Southwest Conference champions

NCAA tournament, Fourth place
- Conference: Southwest Conference
- Record: 14–13 (8–6 SWC)
- Head coach: Bill Henderson (7th season);
- Home arena: Marrs McLean Gymnasium

= 1949–50 Baylor Bears basketball team =

American college basketball season

The 1949–50 Baylor Bears men's basketball team represented the Baylor University as a member of the Southwest Conference (SWC) during the 1949–50 NCAA Division I men's basketball season. Led by 7th-year head coach Bill Henderson, the team played their home games at Marrs McLean Gymnasium in Waco, Texas.

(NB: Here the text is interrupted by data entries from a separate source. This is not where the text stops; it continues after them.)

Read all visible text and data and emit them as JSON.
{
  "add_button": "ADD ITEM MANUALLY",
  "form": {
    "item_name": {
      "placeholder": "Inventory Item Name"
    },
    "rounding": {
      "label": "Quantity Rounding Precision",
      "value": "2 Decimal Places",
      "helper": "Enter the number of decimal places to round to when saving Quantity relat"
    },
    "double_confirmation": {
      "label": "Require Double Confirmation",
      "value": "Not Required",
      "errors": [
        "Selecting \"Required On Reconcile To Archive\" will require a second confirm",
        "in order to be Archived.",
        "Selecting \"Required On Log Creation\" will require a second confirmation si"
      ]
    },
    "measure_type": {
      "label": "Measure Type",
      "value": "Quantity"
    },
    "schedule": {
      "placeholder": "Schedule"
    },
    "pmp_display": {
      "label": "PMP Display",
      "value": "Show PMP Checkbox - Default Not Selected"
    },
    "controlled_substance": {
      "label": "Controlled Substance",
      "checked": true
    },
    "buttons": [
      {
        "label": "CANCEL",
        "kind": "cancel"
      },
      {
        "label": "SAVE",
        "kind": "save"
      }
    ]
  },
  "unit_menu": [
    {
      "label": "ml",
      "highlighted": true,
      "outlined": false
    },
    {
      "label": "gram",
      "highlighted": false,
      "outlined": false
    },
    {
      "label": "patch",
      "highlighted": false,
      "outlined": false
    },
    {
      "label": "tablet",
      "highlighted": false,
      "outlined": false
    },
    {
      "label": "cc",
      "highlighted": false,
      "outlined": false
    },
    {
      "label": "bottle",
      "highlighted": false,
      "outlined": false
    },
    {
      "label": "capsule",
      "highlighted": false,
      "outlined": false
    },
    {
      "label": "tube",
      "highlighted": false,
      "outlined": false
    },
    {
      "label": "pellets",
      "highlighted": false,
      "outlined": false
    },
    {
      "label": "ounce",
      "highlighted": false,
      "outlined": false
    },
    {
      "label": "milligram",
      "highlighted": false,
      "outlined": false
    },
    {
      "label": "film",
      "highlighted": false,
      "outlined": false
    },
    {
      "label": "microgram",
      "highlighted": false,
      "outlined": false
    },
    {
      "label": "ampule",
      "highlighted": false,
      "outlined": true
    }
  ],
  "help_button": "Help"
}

After a February 3 loss to Texas A&M, the Bears were 8–11 overall and 3–4 in SWC games. They ran off five consecutive wins to close the regular season and tie for the conference title with an 8–4 record. Due to a season sweep of Arkansas, Baylor was selected to play in the 8-team NCAA tournament. The Bears defeated BYU before losing to the No.1 ranked, eventual National champion Bradley Braves. Baylor would travel to New York City for the National consolation game, where they were defeated by No. 5 NC State to close the season with a 14–13 record.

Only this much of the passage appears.